Why Is Cash Flow So Important For A Company’s Existence?
Whether you are a manufacturer, retailer, distributor or service provider, it is important to know and understand the internal and external factors that can impact your cash flow.
In particular, it is necessary to understand which factors have a direct connection with your accounts receivables and affect cash flow.
Cash is ultimately king because your business could be making a lot of profit, but be low on cash, or have a strong cash flow yet not be making significant profit. The fact is you need money to invest in raw materials, handle staff wages and other overhead expenses in order for your business to operate.
Unless you have working capital this is not possible.
Cash flow begins when a business is established. With the initial cash, purchases are made, inventory is moved and promotional activities are carried out. After your business enjoys some sales, your customers pay and when you receive this, you get the cash in hand to use for expenses, supplier payments, loans, etc.

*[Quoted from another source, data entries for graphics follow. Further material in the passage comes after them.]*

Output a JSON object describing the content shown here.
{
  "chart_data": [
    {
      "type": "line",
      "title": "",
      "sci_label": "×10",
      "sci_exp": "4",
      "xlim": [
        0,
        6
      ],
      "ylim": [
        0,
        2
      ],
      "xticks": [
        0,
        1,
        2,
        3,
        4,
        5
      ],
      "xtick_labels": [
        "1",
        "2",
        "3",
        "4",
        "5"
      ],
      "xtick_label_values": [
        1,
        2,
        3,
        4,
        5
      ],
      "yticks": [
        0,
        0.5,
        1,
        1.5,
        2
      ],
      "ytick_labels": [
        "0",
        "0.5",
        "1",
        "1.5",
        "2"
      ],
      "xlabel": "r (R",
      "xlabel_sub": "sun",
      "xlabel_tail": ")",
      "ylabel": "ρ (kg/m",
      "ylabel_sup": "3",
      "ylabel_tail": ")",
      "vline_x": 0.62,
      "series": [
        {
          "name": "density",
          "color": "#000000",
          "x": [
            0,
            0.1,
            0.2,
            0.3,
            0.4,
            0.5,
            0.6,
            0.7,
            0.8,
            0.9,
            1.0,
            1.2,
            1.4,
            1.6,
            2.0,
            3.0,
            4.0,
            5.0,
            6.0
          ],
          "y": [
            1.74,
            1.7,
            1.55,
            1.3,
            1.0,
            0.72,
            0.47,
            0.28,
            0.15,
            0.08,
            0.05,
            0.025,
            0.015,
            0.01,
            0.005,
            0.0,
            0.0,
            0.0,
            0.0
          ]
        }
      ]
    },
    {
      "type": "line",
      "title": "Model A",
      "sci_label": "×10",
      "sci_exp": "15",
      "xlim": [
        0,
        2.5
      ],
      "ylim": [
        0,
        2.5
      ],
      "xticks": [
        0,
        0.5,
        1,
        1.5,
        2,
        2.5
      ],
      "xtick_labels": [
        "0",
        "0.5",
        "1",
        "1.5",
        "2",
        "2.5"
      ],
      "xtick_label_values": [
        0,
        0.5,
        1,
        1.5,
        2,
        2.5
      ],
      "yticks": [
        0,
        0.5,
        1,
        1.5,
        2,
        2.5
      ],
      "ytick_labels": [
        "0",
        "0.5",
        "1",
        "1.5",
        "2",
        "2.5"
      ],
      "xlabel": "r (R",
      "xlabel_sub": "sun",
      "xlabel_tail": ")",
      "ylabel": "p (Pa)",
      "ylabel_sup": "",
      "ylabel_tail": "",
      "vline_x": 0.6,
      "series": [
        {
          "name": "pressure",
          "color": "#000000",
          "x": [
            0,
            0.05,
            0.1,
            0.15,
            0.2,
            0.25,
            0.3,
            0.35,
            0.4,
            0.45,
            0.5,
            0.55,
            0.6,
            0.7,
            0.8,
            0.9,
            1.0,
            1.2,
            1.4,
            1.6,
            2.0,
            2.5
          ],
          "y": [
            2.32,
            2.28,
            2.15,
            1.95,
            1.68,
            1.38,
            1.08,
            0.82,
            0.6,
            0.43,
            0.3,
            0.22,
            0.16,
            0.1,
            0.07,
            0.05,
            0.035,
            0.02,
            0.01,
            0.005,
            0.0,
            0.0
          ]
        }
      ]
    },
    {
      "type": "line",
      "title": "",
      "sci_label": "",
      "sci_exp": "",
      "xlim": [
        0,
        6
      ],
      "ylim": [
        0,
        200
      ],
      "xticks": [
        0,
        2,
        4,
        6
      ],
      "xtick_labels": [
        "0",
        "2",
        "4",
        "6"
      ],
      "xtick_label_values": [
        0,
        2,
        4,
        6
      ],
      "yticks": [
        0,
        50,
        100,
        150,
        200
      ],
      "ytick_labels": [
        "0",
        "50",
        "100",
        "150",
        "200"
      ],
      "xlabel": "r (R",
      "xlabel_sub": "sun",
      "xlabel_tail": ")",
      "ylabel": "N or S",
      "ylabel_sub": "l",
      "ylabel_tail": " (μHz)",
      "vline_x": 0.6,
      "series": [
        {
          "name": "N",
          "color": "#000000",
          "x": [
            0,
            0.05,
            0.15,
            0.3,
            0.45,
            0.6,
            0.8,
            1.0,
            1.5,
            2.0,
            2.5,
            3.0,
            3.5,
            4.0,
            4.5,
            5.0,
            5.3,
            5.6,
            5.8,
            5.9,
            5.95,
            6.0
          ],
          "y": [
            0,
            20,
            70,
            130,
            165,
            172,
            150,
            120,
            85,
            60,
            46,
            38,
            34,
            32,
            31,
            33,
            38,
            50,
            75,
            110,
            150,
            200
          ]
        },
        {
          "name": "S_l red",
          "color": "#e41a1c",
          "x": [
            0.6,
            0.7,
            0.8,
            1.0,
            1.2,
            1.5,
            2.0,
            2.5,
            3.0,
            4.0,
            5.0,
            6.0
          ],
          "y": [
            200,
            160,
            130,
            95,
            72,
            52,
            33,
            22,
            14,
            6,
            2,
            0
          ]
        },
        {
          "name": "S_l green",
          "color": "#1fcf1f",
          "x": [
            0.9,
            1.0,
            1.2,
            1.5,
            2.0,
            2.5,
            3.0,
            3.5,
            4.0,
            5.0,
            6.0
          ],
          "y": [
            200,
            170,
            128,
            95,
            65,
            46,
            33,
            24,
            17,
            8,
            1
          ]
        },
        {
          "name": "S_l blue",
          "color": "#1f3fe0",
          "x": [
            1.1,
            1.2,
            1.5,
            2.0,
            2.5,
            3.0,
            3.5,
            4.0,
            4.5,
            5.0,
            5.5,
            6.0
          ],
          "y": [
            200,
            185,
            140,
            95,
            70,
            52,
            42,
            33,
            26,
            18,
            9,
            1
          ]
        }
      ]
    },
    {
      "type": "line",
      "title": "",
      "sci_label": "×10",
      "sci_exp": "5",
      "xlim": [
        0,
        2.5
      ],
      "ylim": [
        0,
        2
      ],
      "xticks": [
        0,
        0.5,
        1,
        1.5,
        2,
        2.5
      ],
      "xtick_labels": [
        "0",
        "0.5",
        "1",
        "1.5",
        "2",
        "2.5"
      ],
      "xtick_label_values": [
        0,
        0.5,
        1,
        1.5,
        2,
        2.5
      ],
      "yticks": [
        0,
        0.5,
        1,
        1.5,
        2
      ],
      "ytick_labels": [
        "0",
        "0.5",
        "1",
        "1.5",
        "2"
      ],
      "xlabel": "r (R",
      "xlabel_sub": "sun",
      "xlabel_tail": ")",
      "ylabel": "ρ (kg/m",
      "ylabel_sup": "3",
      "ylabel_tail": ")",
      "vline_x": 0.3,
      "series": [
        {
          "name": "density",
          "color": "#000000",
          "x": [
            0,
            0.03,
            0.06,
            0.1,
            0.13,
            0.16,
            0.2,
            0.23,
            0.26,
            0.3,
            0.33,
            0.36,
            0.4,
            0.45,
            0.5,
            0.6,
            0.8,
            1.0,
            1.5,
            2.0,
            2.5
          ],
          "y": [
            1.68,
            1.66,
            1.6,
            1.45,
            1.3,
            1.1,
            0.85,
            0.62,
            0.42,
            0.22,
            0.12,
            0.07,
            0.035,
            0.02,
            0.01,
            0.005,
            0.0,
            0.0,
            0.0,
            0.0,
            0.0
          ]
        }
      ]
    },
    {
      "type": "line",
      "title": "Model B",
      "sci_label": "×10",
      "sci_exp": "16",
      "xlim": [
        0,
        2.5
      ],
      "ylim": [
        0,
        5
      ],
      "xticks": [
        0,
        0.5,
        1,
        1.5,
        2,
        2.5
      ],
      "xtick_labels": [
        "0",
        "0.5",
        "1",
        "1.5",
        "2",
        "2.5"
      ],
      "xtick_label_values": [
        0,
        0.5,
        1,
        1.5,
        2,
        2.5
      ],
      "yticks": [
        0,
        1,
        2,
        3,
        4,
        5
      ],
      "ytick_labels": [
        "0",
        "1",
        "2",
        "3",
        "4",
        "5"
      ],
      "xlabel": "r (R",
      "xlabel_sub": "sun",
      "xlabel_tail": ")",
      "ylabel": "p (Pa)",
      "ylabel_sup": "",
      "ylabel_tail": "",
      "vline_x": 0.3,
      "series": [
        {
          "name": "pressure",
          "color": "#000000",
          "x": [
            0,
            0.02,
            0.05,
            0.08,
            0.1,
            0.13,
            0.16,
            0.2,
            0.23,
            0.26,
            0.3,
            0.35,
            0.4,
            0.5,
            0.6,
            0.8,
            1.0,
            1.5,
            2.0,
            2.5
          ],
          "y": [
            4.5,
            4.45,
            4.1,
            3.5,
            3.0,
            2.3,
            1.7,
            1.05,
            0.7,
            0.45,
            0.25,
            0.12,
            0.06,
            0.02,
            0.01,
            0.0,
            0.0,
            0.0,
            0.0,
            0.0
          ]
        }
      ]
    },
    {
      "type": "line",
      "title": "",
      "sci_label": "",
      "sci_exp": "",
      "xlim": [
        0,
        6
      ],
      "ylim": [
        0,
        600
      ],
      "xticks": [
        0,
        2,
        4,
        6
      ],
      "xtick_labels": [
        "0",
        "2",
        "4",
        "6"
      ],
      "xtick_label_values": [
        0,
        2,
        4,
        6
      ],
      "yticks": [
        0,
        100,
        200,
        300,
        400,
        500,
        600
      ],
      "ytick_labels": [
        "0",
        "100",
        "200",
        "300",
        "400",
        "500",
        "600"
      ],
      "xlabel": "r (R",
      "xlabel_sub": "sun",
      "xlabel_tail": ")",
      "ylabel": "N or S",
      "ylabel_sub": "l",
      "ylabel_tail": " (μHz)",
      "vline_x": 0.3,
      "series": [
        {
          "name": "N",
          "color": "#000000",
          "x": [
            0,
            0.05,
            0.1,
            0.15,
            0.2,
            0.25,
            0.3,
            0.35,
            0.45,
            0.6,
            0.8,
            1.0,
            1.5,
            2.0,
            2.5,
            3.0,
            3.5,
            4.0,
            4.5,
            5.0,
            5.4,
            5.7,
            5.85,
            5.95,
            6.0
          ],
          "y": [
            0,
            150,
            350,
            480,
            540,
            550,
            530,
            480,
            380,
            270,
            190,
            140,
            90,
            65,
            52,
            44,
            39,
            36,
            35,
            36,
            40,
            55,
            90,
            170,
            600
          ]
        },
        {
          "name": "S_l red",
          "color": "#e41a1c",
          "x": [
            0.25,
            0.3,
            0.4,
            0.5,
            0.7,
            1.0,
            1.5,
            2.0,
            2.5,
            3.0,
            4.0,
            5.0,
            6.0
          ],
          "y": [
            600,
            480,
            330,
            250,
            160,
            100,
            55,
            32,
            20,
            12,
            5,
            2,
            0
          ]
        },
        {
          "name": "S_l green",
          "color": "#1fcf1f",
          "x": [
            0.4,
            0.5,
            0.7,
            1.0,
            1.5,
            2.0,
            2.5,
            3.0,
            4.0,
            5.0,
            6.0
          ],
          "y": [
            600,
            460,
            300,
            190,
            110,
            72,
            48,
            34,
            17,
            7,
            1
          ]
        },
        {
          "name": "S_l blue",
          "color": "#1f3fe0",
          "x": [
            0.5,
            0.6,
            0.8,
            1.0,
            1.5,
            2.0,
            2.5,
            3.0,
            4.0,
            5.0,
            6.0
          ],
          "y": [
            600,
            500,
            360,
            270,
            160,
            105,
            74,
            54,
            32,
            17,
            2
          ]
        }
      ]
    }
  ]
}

The cycle goes on.
As the business grows, there comes a time when the cash is not enough and that is when it looks for alternative methods to pump in cash. This can be by offering customers a cash discount to pay earlier. This means sacrificing some profits. Vendors can be requested for longer credit terms.
Then there are banks that can grant a working capital line of credit, though for this you must put up assets as security and offer personal guarantees.
As the business grows, it needs a continuous flow of cash for various things that could be routine as well as seasonal – like capital investments, machinery, premises, vehicles, etc. all of which must be paid for on a monthly basis with interest.
So here’s a look at the common factors that affect cash flow; while not all may be applicable to your business, you could probably add a few more, based on your unique business situation:
- Raw material: Supply delays, sudden price increases and defective material
- Suppliers: with cash flow problems, tighter credit terms
- Outsourcing to Unsuitable firms
- Within the business: defective goods, poor infrastructure, unplanned inventory, design problems, delayed deliveries, low sales, selling on credit, labor problems, fraud, obsolete technology, bad financial and staffing decisions, slow moving inventory, employee shortage, lack of expertise and equipment for a specialized job, wrong pricing,
- External: competition, economic fluctuations, changes in law
Most of the above can be overcome by reworking sales techniques or pricing structure, but the other factors are not that easy.
In addition to this there are certain items that affect cash flow from accounts receivables like competition, written sales and collection policies, customer treatment policy, level of qualifications of those involved in collections, lack of proper infrastructure to handle cash flow efforts, cooperation of sales staff to cash flow, support of top management towards cash flow, etc.